Sascha konnte vor Aufregung kaum atmen; er erinnerte sich noch, wie der gleiche Artamon Sacharowitsch neulich auf einem Ball beim Polen Pan Poljanowski mit der Anhänglichkeit aller Russen an den Zaren und das Vaterland prahlte und den Ausspruch wiederholte, den er angeblich vor der Schlacht bei Borodino gemacht hatte: »Wenn ich falle, öffnet meine Brust; ihr werdet dann auf meinem Herzen den Abdruck des Doppeladlers mit der Chiffre A. P. (Alexander Pawlowitsch) sehen.« Und jetzt redete er ganz anders!

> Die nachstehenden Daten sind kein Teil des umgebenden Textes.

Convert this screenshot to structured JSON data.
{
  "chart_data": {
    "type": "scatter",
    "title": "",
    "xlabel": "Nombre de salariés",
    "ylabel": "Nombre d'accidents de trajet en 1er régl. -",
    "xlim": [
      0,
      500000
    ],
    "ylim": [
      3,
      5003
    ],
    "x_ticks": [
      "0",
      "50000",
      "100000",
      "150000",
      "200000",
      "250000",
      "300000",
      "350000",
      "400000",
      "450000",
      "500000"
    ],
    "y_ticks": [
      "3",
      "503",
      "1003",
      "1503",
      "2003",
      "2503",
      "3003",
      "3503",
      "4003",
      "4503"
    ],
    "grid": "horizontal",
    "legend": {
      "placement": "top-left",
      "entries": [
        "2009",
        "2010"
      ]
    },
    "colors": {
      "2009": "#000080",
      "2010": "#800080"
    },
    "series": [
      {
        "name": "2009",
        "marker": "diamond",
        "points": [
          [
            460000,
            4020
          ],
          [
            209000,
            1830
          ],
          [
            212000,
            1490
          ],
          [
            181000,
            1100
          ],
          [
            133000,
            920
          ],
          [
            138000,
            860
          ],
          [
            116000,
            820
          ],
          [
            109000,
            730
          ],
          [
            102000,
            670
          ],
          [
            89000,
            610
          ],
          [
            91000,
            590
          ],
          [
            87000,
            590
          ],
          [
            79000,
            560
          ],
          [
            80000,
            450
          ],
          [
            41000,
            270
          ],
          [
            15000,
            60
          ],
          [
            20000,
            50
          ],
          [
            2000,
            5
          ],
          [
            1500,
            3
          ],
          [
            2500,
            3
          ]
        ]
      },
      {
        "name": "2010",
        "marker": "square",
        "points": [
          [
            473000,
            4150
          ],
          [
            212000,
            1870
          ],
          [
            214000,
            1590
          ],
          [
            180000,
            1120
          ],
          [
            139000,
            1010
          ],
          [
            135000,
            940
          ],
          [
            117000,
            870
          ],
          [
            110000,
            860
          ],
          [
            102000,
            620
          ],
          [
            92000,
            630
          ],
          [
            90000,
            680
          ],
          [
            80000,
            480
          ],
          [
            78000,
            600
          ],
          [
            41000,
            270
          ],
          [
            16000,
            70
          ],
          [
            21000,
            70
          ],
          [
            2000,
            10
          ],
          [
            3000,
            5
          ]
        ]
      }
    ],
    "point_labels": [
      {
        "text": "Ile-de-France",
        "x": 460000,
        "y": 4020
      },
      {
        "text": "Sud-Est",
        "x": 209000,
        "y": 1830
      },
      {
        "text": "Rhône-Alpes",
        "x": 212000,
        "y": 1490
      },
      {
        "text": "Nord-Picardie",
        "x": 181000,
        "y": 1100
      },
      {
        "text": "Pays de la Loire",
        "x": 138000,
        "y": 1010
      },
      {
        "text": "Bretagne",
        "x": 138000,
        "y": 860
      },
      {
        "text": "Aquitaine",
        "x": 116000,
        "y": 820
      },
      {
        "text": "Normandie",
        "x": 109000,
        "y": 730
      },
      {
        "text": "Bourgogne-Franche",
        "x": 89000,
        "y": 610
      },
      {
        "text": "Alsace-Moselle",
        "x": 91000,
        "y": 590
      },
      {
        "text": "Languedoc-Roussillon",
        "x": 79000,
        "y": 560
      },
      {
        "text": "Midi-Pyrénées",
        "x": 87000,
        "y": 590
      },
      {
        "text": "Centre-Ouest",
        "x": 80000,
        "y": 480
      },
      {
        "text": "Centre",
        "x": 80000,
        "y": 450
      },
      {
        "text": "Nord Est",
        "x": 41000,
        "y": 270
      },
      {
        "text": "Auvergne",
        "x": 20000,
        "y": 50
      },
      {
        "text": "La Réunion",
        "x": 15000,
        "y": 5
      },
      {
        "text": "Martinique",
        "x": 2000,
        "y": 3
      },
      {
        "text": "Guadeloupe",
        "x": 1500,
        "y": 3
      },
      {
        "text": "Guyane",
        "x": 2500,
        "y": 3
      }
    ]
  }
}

Darüber wunderte sich Sascha übrigens ebensowenig, wie über den Umstand, daß auf dem umgekehrten Bilde die Menschen auf den Köpfen standen.

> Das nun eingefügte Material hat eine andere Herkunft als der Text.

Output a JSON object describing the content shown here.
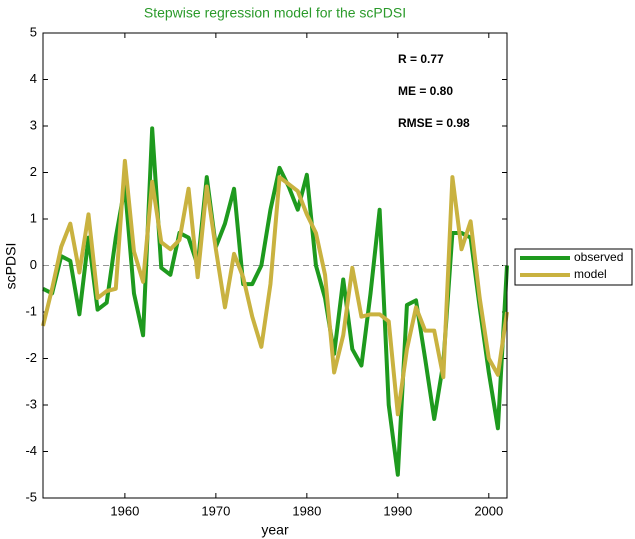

»Lieber Wedenjapin, schenk mir ein Glas Pfefferschnaps ein,« wandte sich Artamon Sacharowitsch an den Leutnant Wedenjapin, den er erst vor wenigen Minuten kennen gelernt hatte und den er bereits duzte.

Er trank aus, räusperte sich, verschlang einen gesalzenen Pfifferling und ging von der Politik auf die Frauen über:

»Neulich hat mir Panna Jadwiga Sigismundowna erzählt, daß man in Paris ganz durchsichtige Hemden erfunden hätte; wenn man so ein Hemd anhat, ist alles wie durch Glas zu sehen ...«

Er erzählte im Anschluß daran einen unanständigen Witz und lachte; es klang wie das Poltern eines schwerbeladenen Wagens auf schlechtem Pflaster.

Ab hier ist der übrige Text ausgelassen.